Como se referiu no preâmbulo do DL 39/95, de 15.02, (que veio a prever e a regulamentar a possibilidade de documentação ou registo das audiências finais e da prova nelas produzida) sobre o recurso da matéria de facto: “A garantia do duplo grau de jurisdição em sede de matéria de facto nunca poderá envolver, pela própria natureza das coisas, a reapreciação sistemática e global de toda a prova produzida em audiência — visando apenas a detecção e correcção de pontuais, concretos e seguramente excepcionais erros de julgamento, incidindo sobre pontos determinados da matéria de facto, que o recorrente sempre terá o ónus de apontar claramente e fundamentar na sua minuta de recurso” e, ainda, que “... o objecto do 2º grau de jurisdição na apreciação da matéria de facto não é a pura e simples repetição das audiências perante a relação, mas, mais singelamente, a detecção e correcção de concretos, pontuais e claramente apontados e fundamentados erros de julgamento, o que atenuará sensivelmente os riscos emergentes da quebra da imediação na produção da prova ...”.

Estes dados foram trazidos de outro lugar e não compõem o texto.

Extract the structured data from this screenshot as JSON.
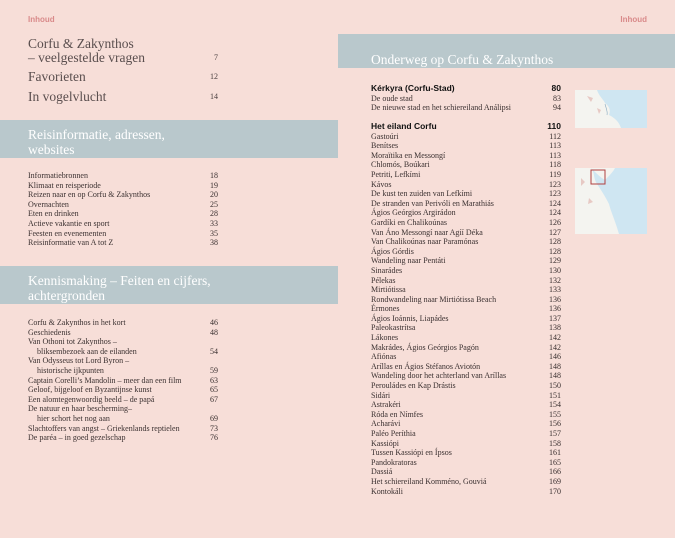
{
  "running_heads": {
    "left": "Inhoud",
    "right": "Inhoud"
  },
  "intro": {
    "line1": "Corfu & Zakynthos",
    "line1b": "– veelgestelde vragen",
    "line1_page": "7",
    "line2": "Favorieten",
    "line2_page": "12",
    "line3": "In vogelvlucht",
    "line3_page": "14"
  },
  "sections": {
    "reis": {
      "title1": "Reisinformatie, adressen,",
      "title2": "websites",
      "items": [
        [
          "Informatiebronnen",
          "18"
        ],
        [
          "Klimaat en reisperiode",
          "19"
        ],
        [
          "Reizen naar en op Corfu & Zakynthos",
          "20"
        ],
        [
          "Overnachten",
          "25"
        ],
        [
          "Eten en drinken",
          "28"
        ],
        [
          "Actieve vakantie en sport",
          "33"
        ],
        [
          "Feesten en evenementen",
          "35"
        ],
        [
          "Reisinformatie van A tot Z",
          "38"
        ]
      ]
    },
    "kennis": {
      "title1": "Kennismaking – Feiten en cijfers,",
      "title2": "achtergronden",
      "items": [
        [
          "Corfu & Zakynthos in het kort",
          "46",
          ""
        ],
        [
          "Geschiedenis",
          "48",
          ""
        ],
        [
          "Van Othoni tot Zakynthos –",
          "",
          ""
        ],
        [
          "bliksembezoek aan de eilanden",
          "54",
          "i"
        ],
        [
          "Van Odysseus tot Lord Byron –",
          "",
          ""
        ],
        [
          "historische ijkpunten",
          "59",
          "i"
        ],
        [
          "Captain Corelli’s Mandolin – meer dan een film",
          "63",
          ""
        ],
        [
          "Geloof, bijgeloof en Byzantijnse kunst",
          "65",
          ""
        ],
        [
          "Een alomtegenwoordig beeld – de papá",
          "67",
          ""
        ],
        [
          "De natuur en haar bescherming–",
          "",
          ""
        ],
        [
          "hier schort het nog aan",
          "69",
          "i"
        ],
        [
          "Slachtoffers van angst – Griekenlands reptielen",
          "73",
          ""
        ],
        [
          "De paréa – in goed gezelschap",
          "76",
          ""
        ]
      ]
    }
  },
  "onderweg": {
    "title": "Onderweg op Corfu & Zakynthos",
    "kerkyra": {
      "head": "Kérkyra (Corfu-Stad)",
      "page": "80",
      "items": [
        [
          "De oude stad",
          "83"
        ],
        [
          "De nieuwe stad en het schiereiland Análipsi",
          "94"
        ]
      ]
    },
    "eiland": {
      "head": "Het eiland Corfu",
      "page": "110",
      "items": [
        [
          "Gastoúri",
          "112"
        ],
        [
          "Benítses",
          "113"
        ],
        [
          "Moraïtika en Messongí",
          "113"
        ],
        [
          "Chlomós, Boúkari",
          "118"
        ],
        [
          "Petriti, Lefkími",
          "119"
        ],
        [
          "Kávos",
          "123"
        ],
        [
          "De kust ten zuiden van Lefkími",
          "123"
        ],
        [
          "De stranden van Perivóli en Marathiás",
          "124"
        ],
        [
          "Ágios Geórgios Argirádon",
          "124"
        ],
        [
          "Gardíki en Chalikoúnas",
          "126"
        ],
        [
          "Van Áno Messongí naar Agíí Déka",
          "127"
        ],
        [
          "Van Chalikoúnas naar Paramónas",
          "128"
        ],
        [
          "Ágios Górdis",
          "128"
        ],
        [
          "Wandeling naar Pentáti",
          "129"
        ],
        [
          "Sinarádes",
          "130"
        ],
        [
          "Pélekas",
          "132"
        ],
        [
          "Mirtiótissa",
          "133"
        ],
        [
          "Rondwandeling naar Mirtiótissa Beach",
          "136"
        ],
        [
          "Érmones",
          "136"
        ],
        [
          "Ágios Ioánnis, Liapádes",
          "137"
        ],
        [
          "Paleokastrítsa",
          "138"
        ],
        [
          "Lákones",
          "142"
        ],
        [
          "Makrádes, Ágios Geórgios Pagón",
          "142"
        ],
        [
          "Afiónas",
          "146"
        ],
        [
          "Aríllas en Ágios Stéfanos Aviotón",
          "148"
        ],
        [
          "Wandeling door het achterland van Aríllas",
          "148"
        ],
        [
          "Perouládes en Kap Drástis",
          "150"
        ],
        [
          "Sidári",
          "151"
        ],
        [
          "Astrakéri",
          "154"
        ],
        [
          "Róda en Nímfes",
          "155"
        ],
        [
          "Acharávi",
          "156"
        ],
        [
          "Paléo Períthia",
          "157"
        ],
        [
          "Kassiópi",
          "158"
        ],
        [
          "Tussen Kassiópi en Ípsos",
          "161"
        ],
        [
          "Pandokratoras",
          "165"
        ],
        [
          "Dassiá",
          "166"
        ],
        [
          "Het schiereiland Komméno, Gouviá",
          "169"
        ],
        [
          "Kontokáli",
          "170"
        ]
      ]
    }
  },
  "colors": {
    "page_bg": "#f7ded8",
    "band": "#b9c8cc",
    "accent": "#d98a8a",
    "map_sea": "#cfe6f2"
  },
  "icons": [
    "map-thumbnail-corfu-town",
    "map-thumbnail-corfu-island"
  ]
}
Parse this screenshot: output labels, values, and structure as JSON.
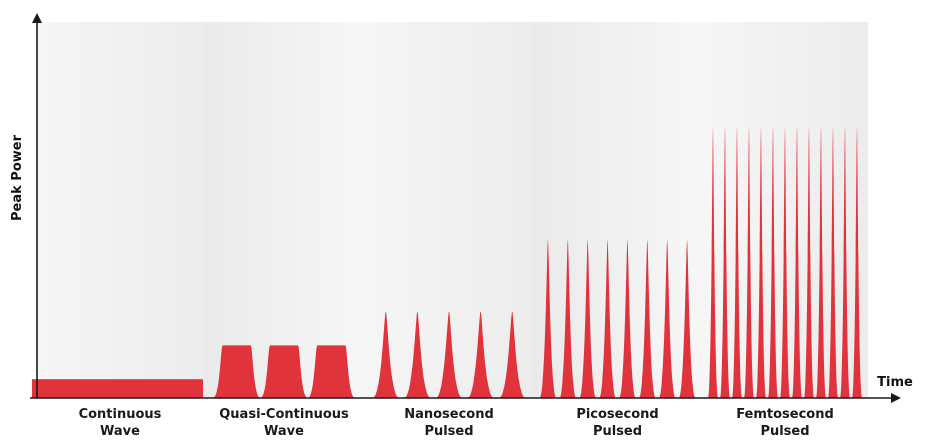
{
  "diagram": {
    "y_axis_label": "Peak Power",
    "x_axis_label": "Time",
    "pulse_color": "#e0333c",
    "axis_color": "#1a1a1a",
    "categories": [
      {
        "line1": "Continuous",
        "line2": "Wave",
        "shape": "constant",
        "relative_peak_power": 0.05,
        "pulse_count": 0
      },
      {
        "line1": "Quasi-Continuous",
        "line2": "Wave",
        "shape": "trapezoid",
        "relative_peak_power": 0.14,
        "pulse_count": 3
      },
      {
        "line1": "Nanosecond",
        "line2": "Pulsed",
        "shape": "pulse",
        "relative_peak_power": 0.23,
        "pulse_count": 5
      },
      {
        "line1": "Picosecond",
        "line2": "Pulsed",
        "shape": "pulse",
        "relative_peak_power": 0.42,
        "pulse_count": 8
      },
      {
        "line1": "Femtosecond",
        "line2": "Pulsed",
        "shape": "pulse",
        "relative_peak_power": 0.72,
        "pulse_count": 13
      }
    ]
  }
}
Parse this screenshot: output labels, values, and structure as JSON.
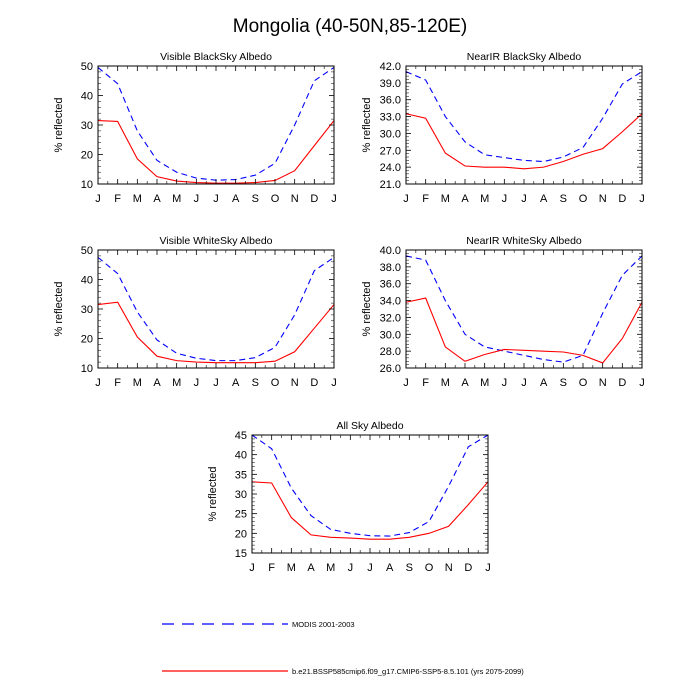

Por conseguinte, no recurso sobre a decisão da matéria de facto não deve ser sindicada a convicção do Juiz de 1ª instância, só devendo determinar-se a alteração da matéria de facto em caso de evidente erro de julgamento, traduzida na flagrante desconformidade entre os elementos de prova disponíveis e aquela decisão. Será, por exemplo, o caso em que o julgador alicerça uma resposta dada no depoimento de certa testemunha invocando que esta teria afirmado que “o dia estava seco” quando, uma vez ouvido o depoimento, se verifica que esta disse, afinal e apenas, que “não se lembrava que tempo fazia naquele dia” ou que “caía uma chuva miudinha na ocasião”.
Conforme se concluiu no Ac. da RC de 22.1.08 (Proc. 738/04.TBTMR, in www.dgsi.pt): “... a existência de um sistemático novo julgamento no âmbito factual, sempre circunscrito aos elementos - audíveis e documentais - disponíveis para a instância de recurso, acabaria por implicar, para os próprios recorrentes, uma inevitável diminuição de base qualitativa nas decisões assim proferidas. .... De forma que, sem prejuízo do indispensável cotejo com todo o sustentáculo fundamentador da decisão impugnada, só limitando a intervenção do tribunal de recurso à detecção de flagrantes e excepcionais situações de inadequação ou irrazoabilidade do juízo e convicção que integram aquele sustentáculo, sindicados no confronto com o peso de certos e discriminados elementos probatórios (a que o recorrente atribui uma relevância desprezada pela instância recorrida) se consegue o desiderato de um melhor julgamento do ponto ou pontos em questão.”
Posto isto, é evidente que inexistindo no caso manifesto erro de julgamento ou excepcional inadequação da resposta, e estando nós no domínio da convicção do juiz de 1ª instância e na sua liberdade de julgamento, mesmo que observado pelo apelante o disposto no art. 690-A do C.P.C., ainda assim sempre estaria o tribunal de recurso impedido de reavaliar os depoimentos assinalados, não sendo também possível alterar a resposta à matéria de facto no que respeita ao valor dos prejuízos dados como provados nos referidos pontos 7 e 8 da sentença recorrida.
Pelo que improcede, necessariamente, nesta parte, a argumentação do apelante.
Procede, por isso, apenas em parte, e nos moldes sobreditos, o recurso interposto.